Hello Adulthood goodbye gamerscore priorities

Read on to see how I used five simple rules to do it and how you can too.

  1. Only buy games that you’ll be playing immediately. This was a hard rule to get used to – because back when I was a kid, games disappeared.  While this is still kind of true, it’s fairly easy to find (even rare titles) due to the prevalence of Amazon, Craigslist, and Gamestop.  If you have the money, fine. But I don’t and, if I were a betting man, I’d guess that you probably really don’t either.  The upside to this is that after about three months most games go down in price.  That money belongs in the baby’s college fund anyway, so if you’re gonna waste it, waste it wisely.
  2. Take it one game at a time. Rushing through Demon’s Souls so you can blitz through Super Mario Galaxy 2 before Call of Duty: Black Ops comes out is a great way to suck the fun right out of this hobby.  Games are meant to be enjoyed, so have fun with them.  First of all, don’t rush; you’re not a professional reviewer on a deadline.  Second of all, I promise that literally not one person in this, or any world, cares that much about your e-penis.  And neither should you.
  3. Don’t believe the hype. As media savvy as I like to think I am, I’m a sucker for a good advertising campaign.  You’re probably the same and that’s okay.  But, hey, if you’ve never enjoyed Madden, odds are that the 2012 super-deluxe edition with the really funny Zach Galifianakis commercial won’t end up changing your mind – regardless of how excited your frat brothers and EA’s marketing department may seem.
  4. Trust your instincts. If you don’t like combo-based button-mashers and the new God of War looks like a bunch of “press ‘x’ to win”, maybe you should steer clear.  Or if you think JRPGs are antiquated and boring, Square-Enix’s latest offering probably isn’t up your alley. Look, you have way too many competing interests at this point in your life.  Don’t waste precious playing time trying to convince yourself that you’re some kind of gaming renaissance man.  Trust me, I don’t think that such a thing even exists.
  5. Pick your battles.
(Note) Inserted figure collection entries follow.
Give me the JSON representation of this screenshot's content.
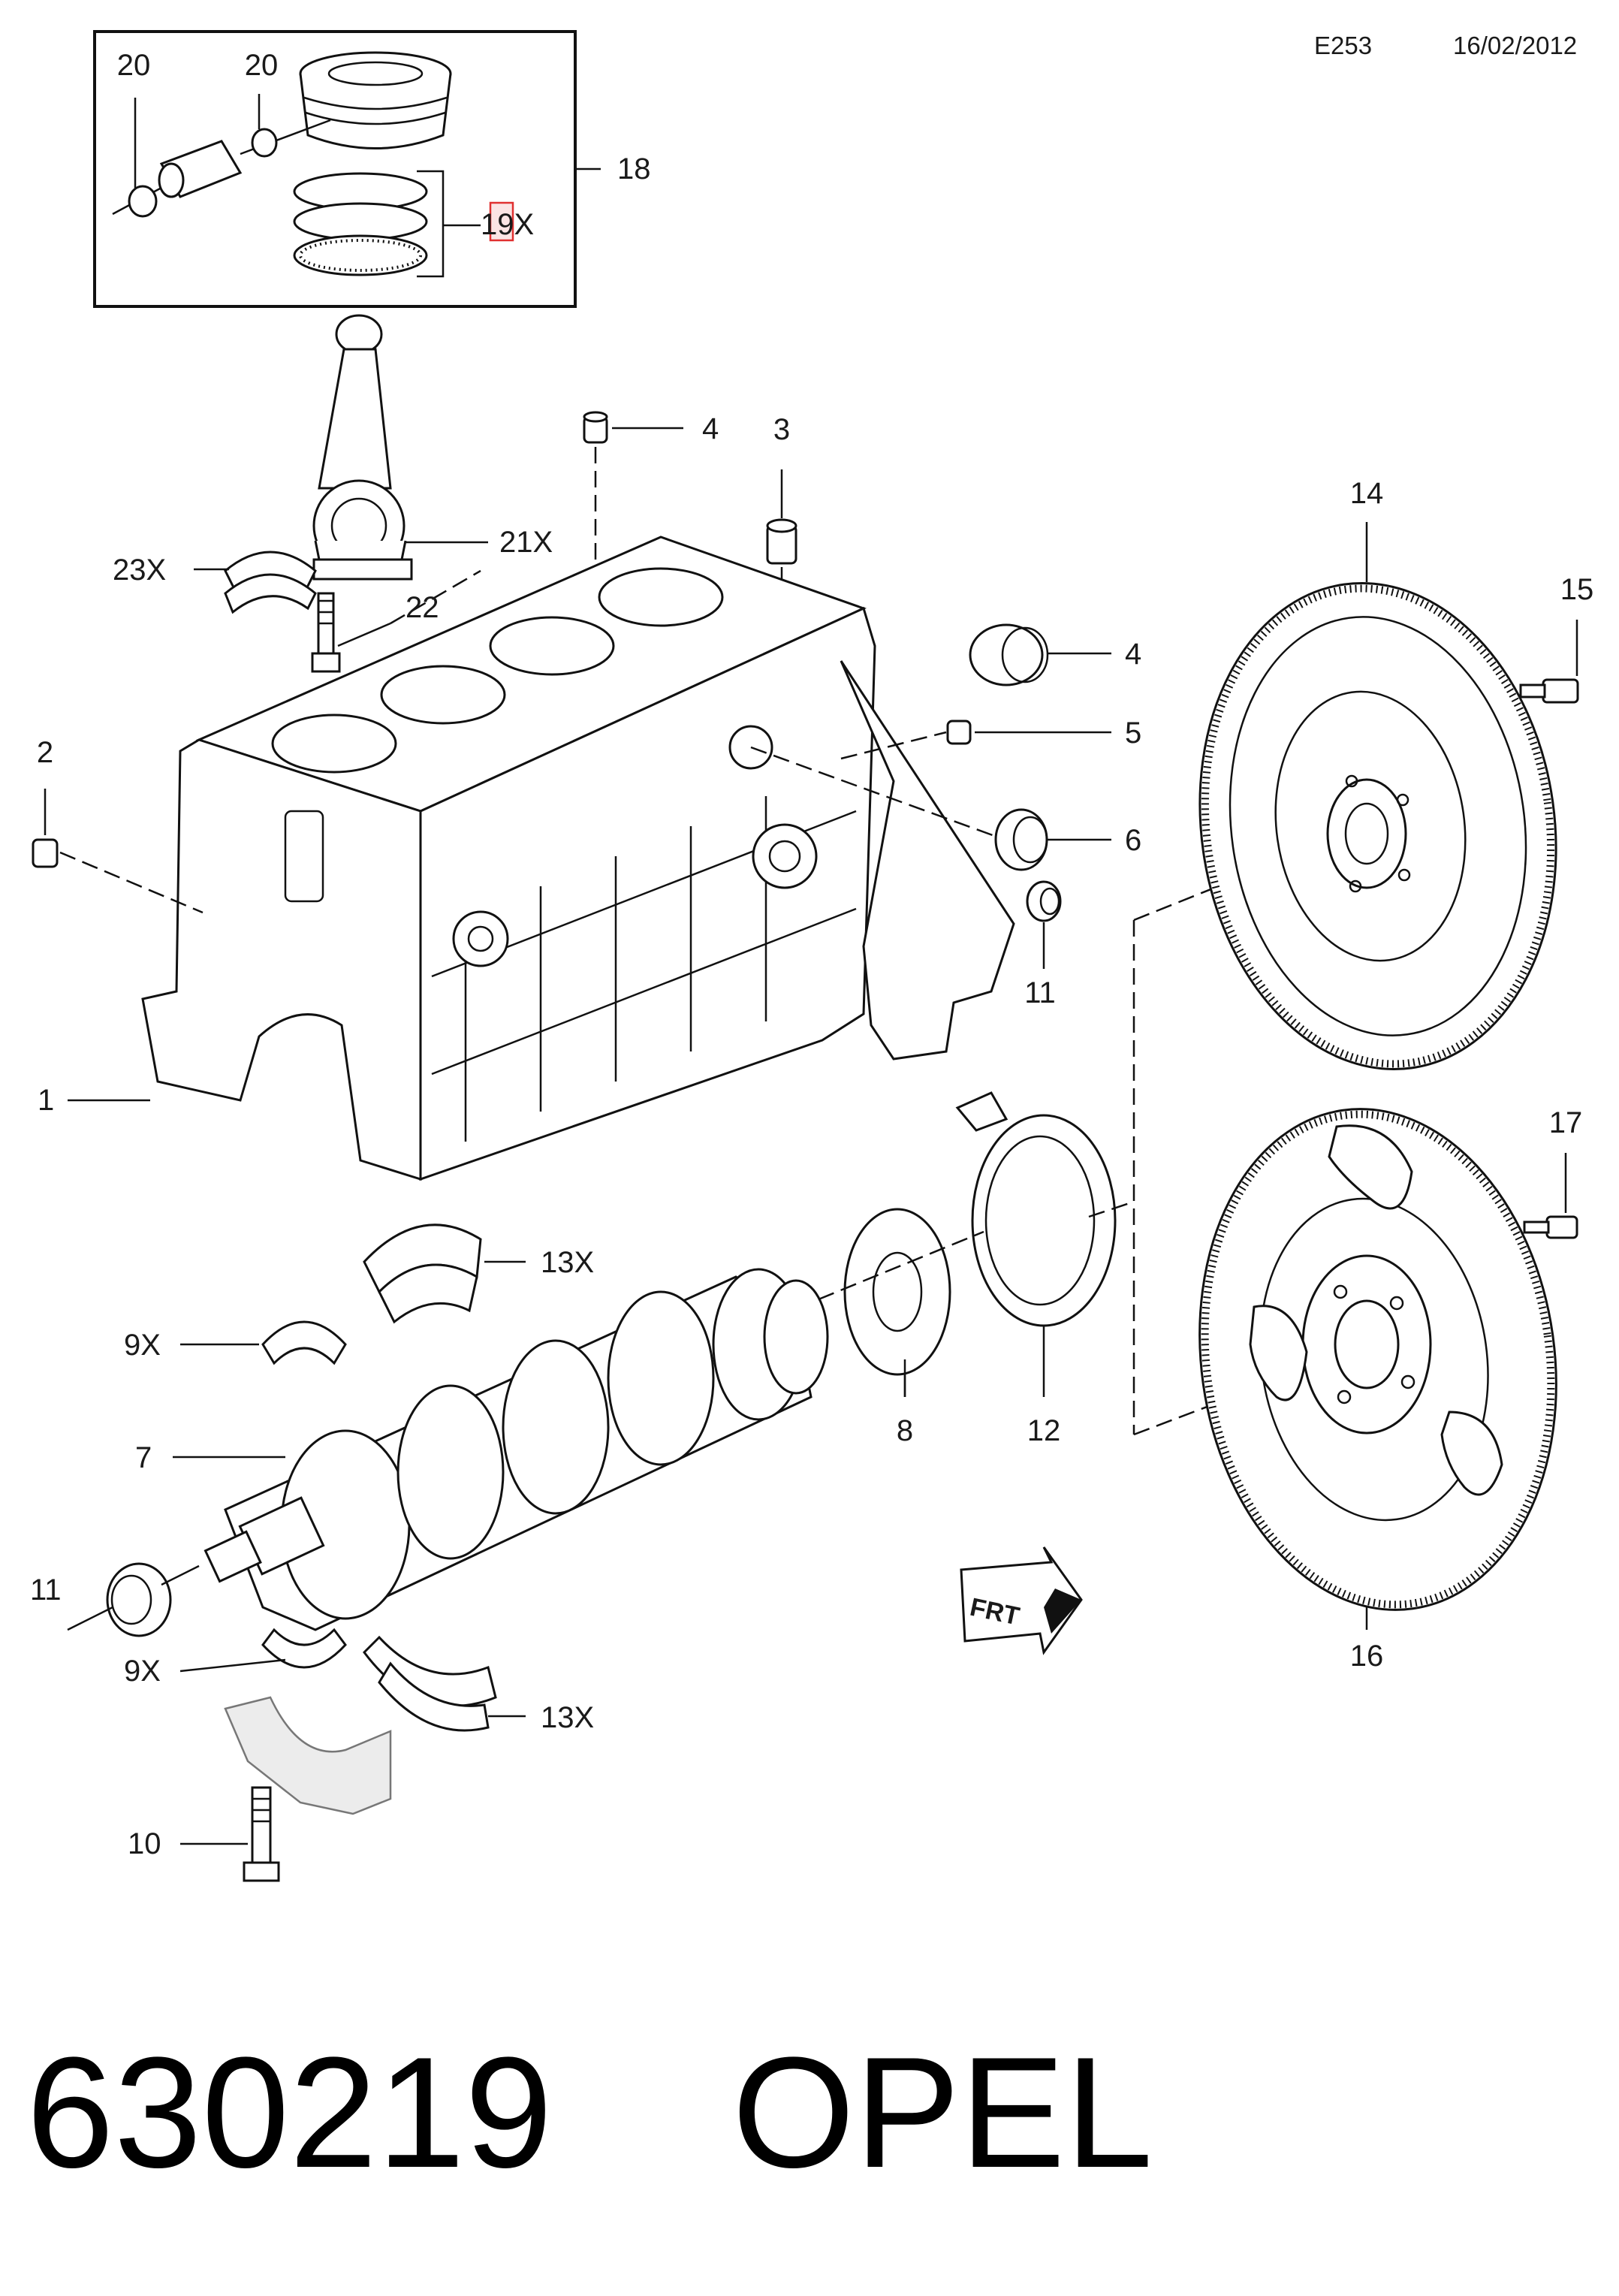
{
  "header": {
    "code": "E253",
    "date": "16/02/2012"
  },
  "footer": {
    "part_number": "630219",
    "brand": "OPEL"
  },
  "colors": {
    "highlight": "#e03030",
    "highlight_fill": "#fbe4e4",
    "line": "#111111"
  },
  "callouts": {
    "c1": "1",
    "c2": "2",
    "c3": "3",
    "c4a": "4",
    "c4b": "4",
    "c5": "5",
    "c6": "6",
    "c7": "7",
    "c8": "8",
    "c9a": "9X",
    "c9b": "9X",
    "c10": "10",
    "c11a": "11",
    "c11b": "11",
    "c12": "12",
    "c13a": "13X",
    "c13b": "13X",
    "c14": "14",
    "c15": "15",
    "c16": "16",
    "c17": "17",
    "c18": "18",
    "c19": "19X",
    "c20a": "20",
    "c20b": "20",
    "c21": "21X",
    "c22": "22",
    "c23": "23X"
  },
  "front_arrow": {
    "label": "FRT"
  }
}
There are good times to pick up a controller and then there are times that are less than ideal.  You wouldn’t take an extended and impromptu break right in the middle of an important business meeting, after which your boss would then fire you, would you?  Well, getting divorced and having to watch as some yuppy dude named Lance romances your former wife and raises your kid because you were too much of an idiot to help out with the dishes is kind of like getting fired.

hello adulthood goodbye gamerscore conclusion

Now this list isn’t a cure-all and it’s not supposed to be.  But it is a good base to start with if you’re having a rough time adjusting to the full-blown adult thing because, let’s be real here, who isn’t?

With just a little discipline and a lot of patience, you can be a full-time dad and a full-time husband with a full-time job and a not-quite-full-time hobby – thanks to these five simple rules.

Is it hard for you to find time to game? What tips do you have?